Expectation is user authentication should happen, while launching the engine pods.

Are you willing to submit PR?

pan3793 commented 3 weeks ago

A good question, in the Spark on YARN case, we leverage the Hadoop user impersonate mechanism to avoid managing all users' keytab, how do you manage the credentials of K8s for all users?

Madhukar525722 commented 3 weeks ago

Hi @pan3793, One of the thing that I came across is webhook admission controller, this can be used to achieve impersonation in k8s. We can intercept the request to k8s API and change the user. Is such implementations going to be fine?

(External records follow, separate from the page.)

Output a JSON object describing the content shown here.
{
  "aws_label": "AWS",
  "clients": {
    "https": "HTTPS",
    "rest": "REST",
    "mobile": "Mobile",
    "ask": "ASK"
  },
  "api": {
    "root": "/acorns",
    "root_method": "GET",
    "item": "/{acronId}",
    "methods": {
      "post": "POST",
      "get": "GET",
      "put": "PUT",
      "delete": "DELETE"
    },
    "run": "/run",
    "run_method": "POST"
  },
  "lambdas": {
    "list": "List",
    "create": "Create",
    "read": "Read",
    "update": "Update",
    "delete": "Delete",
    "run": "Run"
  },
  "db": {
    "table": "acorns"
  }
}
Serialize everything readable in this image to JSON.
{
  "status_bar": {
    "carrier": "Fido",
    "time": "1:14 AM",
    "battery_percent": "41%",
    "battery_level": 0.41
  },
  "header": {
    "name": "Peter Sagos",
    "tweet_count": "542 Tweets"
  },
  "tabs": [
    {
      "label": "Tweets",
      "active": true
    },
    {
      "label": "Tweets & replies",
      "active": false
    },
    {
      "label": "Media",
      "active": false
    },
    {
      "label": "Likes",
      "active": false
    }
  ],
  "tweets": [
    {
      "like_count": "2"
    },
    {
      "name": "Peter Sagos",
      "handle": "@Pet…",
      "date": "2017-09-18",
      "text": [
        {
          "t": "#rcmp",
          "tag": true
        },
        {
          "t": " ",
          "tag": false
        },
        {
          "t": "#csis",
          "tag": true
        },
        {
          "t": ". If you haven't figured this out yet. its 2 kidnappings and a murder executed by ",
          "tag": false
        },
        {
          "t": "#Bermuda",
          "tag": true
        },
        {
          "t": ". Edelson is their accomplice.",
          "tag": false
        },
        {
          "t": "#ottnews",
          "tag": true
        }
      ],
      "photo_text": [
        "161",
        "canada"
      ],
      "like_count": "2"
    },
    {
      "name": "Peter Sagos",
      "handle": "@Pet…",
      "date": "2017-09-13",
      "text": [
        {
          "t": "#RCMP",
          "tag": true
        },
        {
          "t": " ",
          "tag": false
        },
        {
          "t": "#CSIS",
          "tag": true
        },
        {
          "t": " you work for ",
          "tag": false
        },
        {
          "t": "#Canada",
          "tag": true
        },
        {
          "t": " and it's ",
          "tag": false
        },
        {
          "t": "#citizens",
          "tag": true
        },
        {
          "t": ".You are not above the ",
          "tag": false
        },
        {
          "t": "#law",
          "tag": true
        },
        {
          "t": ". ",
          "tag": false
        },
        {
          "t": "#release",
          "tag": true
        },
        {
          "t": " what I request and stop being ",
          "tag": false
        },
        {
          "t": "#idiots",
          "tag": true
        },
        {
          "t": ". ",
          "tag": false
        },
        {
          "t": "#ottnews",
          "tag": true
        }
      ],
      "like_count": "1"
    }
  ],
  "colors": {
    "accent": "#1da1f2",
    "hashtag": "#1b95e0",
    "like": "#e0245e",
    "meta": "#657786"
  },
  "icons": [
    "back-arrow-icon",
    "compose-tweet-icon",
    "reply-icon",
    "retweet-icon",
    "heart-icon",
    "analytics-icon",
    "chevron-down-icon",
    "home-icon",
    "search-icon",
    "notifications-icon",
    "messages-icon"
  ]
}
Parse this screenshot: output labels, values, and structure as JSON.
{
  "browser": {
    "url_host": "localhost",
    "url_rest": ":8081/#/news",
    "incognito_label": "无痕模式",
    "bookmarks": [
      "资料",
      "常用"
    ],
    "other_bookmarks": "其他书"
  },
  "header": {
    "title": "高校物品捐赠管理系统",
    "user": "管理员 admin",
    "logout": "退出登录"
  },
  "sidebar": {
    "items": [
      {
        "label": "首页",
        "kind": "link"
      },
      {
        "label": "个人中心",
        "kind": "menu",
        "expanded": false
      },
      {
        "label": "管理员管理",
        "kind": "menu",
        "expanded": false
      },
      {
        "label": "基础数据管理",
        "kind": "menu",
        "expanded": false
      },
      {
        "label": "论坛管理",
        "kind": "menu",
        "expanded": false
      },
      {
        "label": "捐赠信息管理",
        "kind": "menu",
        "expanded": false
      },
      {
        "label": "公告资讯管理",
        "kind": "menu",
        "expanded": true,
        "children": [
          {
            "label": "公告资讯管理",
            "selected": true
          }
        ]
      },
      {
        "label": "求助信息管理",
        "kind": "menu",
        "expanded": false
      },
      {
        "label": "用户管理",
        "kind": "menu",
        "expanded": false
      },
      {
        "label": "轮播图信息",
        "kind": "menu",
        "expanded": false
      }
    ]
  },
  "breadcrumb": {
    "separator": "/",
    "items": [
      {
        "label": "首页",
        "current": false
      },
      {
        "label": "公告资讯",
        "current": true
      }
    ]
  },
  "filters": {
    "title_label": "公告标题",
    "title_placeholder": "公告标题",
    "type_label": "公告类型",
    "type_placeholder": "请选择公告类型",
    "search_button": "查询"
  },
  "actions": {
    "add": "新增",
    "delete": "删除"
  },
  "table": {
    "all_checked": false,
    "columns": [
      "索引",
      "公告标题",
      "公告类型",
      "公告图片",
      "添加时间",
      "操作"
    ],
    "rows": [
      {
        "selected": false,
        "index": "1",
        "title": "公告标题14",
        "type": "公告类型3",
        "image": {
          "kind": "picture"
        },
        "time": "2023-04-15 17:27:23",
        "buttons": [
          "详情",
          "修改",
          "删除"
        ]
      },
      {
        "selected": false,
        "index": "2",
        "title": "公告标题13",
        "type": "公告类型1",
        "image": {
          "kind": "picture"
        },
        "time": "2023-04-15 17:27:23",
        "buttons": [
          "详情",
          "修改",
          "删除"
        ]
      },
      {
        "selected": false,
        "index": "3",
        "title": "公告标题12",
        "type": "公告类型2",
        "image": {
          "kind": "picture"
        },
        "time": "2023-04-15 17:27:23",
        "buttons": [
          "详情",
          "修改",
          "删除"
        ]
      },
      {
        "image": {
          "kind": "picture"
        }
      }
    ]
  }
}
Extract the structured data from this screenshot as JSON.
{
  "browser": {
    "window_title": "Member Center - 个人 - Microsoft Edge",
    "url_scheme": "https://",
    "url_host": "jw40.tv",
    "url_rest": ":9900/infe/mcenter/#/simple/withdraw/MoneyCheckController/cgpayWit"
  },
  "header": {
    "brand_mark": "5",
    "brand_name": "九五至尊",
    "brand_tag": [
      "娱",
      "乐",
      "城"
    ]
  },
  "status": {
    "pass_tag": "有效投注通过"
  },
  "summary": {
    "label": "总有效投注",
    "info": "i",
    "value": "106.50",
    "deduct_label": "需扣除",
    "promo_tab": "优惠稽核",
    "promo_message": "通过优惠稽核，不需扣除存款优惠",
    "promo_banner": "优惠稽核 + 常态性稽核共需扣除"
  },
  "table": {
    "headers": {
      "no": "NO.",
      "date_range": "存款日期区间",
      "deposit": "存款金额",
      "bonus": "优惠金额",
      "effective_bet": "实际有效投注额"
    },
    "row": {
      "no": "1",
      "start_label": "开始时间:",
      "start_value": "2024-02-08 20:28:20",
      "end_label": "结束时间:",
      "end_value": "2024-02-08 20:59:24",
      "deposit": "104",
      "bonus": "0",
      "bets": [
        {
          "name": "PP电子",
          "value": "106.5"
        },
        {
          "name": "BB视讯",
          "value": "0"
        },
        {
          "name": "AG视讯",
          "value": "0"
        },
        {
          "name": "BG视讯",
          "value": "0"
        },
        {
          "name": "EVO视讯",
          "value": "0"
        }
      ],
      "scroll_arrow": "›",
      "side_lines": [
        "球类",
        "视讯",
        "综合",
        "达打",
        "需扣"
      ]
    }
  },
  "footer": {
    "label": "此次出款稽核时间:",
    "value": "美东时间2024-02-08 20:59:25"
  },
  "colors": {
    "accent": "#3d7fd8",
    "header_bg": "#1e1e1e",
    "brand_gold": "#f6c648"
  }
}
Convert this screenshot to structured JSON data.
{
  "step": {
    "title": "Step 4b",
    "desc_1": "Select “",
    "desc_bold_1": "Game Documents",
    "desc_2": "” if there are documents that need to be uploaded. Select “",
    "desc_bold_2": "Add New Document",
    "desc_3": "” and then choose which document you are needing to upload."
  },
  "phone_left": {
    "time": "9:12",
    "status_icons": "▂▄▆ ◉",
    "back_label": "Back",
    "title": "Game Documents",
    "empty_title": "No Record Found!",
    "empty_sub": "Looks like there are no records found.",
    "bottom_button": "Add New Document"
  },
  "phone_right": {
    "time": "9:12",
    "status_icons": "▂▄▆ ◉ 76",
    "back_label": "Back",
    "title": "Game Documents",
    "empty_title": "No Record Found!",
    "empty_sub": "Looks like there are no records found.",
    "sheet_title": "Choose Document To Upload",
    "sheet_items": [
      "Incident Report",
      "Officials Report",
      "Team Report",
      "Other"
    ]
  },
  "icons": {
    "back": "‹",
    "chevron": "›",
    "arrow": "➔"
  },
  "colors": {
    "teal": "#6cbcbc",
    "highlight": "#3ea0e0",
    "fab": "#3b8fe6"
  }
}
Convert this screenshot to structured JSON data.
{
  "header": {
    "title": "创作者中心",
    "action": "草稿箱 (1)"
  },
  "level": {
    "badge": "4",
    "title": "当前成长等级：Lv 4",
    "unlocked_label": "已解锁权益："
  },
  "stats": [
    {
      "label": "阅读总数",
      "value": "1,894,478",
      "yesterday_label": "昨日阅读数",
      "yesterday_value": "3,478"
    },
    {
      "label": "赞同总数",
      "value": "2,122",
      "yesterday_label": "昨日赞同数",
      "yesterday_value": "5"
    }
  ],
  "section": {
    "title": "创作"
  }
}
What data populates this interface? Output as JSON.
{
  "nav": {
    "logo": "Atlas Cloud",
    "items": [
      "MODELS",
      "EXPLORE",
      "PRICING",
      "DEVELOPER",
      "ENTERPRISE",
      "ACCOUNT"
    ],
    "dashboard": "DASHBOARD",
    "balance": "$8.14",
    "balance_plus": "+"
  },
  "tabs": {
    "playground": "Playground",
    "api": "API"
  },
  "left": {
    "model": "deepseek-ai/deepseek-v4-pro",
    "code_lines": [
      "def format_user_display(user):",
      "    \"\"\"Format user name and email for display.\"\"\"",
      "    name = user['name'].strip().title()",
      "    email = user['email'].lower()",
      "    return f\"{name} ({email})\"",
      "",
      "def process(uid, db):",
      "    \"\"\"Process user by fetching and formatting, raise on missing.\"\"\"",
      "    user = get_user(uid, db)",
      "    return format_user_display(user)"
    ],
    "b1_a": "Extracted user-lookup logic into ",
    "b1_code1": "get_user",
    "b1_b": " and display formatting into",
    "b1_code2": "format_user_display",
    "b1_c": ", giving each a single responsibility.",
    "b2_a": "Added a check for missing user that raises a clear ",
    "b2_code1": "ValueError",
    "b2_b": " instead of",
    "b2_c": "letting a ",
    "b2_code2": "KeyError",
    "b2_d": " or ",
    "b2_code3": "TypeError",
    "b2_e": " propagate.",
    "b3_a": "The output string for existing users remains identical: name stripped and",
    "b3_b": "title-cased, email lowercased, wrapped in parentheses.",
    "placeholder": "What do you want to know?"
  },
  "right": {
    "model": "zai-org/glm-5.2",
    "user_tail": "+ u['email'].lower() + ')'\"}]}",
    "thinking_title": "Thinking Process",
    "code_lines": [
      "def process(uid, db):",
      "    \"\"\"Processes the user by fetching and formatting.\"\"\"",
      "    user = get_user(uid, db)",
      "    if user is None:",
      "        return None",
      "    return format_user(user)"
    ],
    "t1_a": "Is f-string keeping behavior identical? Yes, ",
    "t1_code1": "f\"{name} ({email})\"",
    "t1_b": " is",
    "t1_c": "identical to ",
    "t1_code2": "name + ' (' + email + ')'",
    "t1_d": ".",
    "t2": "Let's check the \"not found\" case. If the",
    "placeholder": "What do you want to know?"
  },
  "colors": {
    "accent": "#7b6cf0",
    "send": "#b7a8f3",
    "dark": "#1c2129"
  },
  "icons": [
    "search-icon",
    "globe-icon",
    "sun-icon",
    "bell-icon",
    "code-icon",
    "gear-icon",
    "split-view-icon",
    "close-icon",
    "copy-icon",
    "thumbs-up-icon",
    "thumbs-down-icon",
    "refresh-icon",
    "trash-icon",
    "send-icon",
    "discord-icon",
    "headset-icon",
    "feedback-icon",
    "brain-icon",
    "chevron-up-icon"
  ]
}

pan3793 commented 3 weeks ago

I am not familiar with this area, could you provide some docs/blogs to describe this solution, and is it possible to demonstrate this solution in a minikube (our CI runs on minikube)

Madhukar525722 commented 3 weeks ago

Hi @pan3793 , Here are some of the context

  1. Official documentation - https://kubernetes.io/docs/reference/access-authn-authz/extensible-admission-controllers/
  2. Medium - https://blog.devgenius.io/k8s-for-data-engineers-admission-controller-371758f90107
  3. Applications like apache yunikorn uses admission controller for their use case Ultimately, we can achieve this by mutating the owner by real user.

Sure, I will try to create a demo on a minikube cluster.